To minimise the risk of disaster, it is vital to obtain real-life reactions from potential customers both to new product/service concepts (initially) and to polish the product in the pre-launch phase.

Qualitative surveys (especially focus groups) are often used in the initial stages to gauge broad reactions to the concept. A large amount of skill is needed to elicit meaningful responses, especially when the concept is totally new or revolutionary (eg e-commerce, and brand extension into fundamentally new markets; both are being championed by Virgin). Specific qualitative predictive techniques exist.

Later on, perhaps when the most strongly demanded product/service features have been identified and/or incorporated, quantitative research has a part to play both to make a choice about which of several attractive options to develop and in pre-launch fine-tuning.

“Hall tests” are often used for consumer and mass-market NPD surveys, especially where food and drink tasting, or where expensive or heavy mock-ups are involved. A large interview room is normally booked in a hotel or near the high street (often above a pub) and a team of interviewers recruit the necessary types of people off the street. Interviews take place in the “hall”.

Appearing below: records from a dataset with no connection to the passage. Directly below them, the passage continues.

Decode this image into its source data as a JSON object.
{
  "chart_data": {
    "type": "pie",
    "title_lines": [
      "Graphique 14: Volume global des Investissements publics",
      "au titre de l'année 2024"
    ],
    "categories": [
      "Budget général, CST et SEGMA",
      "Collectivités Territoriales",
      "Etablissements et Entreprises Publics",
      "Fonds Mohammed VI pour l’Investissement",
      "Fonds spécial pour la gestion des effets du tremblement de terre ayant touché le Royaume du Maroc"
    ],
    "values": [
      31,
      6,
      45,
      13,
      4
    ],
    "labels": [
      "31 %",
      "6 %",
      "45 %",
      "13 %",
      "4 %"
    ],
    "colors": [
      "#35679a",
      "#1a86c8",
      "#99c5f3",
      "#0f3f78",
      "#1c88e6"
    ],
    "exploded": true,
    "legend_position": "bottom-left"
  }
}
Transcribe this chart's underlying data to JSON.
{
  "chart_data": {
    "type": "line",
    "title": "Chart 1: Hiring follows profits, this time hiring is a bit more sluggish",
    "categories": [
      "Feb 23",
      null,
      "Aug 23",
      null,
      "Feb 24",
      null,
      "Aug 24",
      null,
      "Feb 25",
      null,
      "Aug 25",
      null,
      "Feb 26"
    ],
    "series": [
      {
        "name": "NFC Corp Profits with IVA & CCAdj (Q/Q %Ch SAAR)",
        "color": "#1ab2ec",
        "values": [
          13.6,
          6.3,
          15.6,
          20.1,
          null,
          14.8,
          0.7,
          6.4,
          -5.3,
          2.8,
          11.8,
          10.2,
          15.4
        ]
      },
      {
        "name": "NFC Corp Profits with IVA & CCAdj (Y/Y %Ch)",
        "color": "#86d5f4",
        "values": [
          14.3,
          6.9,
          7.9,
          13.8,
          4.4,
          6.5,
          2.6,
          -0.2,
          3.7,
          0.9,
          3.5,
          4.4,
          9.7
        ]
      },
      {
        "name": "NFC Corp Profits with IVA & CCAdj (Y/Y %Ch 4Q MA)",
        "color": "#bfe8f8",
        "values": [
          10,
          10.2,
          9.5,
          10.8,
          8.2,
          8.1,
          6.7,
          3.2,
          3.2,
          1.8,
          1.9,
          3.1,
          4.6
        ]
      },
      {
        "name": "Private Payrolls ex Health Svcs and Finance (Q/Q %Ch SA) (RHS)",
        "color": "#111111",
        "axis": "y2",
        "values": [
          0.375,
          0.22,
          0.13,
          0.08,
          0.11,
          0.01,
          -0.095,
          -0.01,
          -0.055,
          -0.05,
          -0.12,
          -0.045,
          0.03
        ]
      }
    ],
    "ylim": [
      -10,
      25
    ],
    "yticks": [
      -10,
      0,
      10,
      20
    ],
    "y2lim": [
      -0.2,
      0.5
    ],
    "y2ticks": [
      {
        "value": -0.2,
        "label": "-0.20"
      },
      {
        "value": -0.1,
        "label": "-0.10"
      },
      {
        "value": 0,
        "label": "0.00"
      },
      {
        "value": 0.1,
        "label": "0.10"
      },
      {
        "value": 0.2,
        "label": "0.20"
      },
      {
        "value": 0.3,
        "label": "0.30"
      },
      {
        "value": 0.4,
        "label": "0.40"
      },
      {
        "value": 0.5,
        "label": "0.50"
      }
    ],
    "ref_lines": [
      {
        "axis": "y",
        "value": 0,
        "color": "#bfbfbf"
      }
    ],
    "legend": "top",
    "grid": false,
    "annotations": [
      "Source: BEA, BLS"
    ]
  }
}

In addition to assessing the most desirable price and pack sizes (see Pricing Research on page 13), marketeers are often required to assess the optimum combination of features. In this case, a BPTO-derivative called “Conjoint Analysis” is used which asks respondents to make a series of choices between different products/brands with different features at different prices.

Respondents are shown a series of pairs from which to choose (eg Brand A, 125ml pack, at £2.99 vs. Brand B, 250 ml at £4.99). As each preference is recorded, conjoint software presents only those new combinations that are needed to build up a statistically-robust model to establish the importance of each brand/feature and whether it makes the respondent more or less price sensitive.

Once this model has been built, “What if” scenarios can be run to assess the optimum combinations and likely sales volume for a specific brand at a given price. The model can also assess the optimum price for a brand with a pre-determined set of features. In this way, the marketeer can design several different product variations and assess the optimum price (and likely sales volume) for each.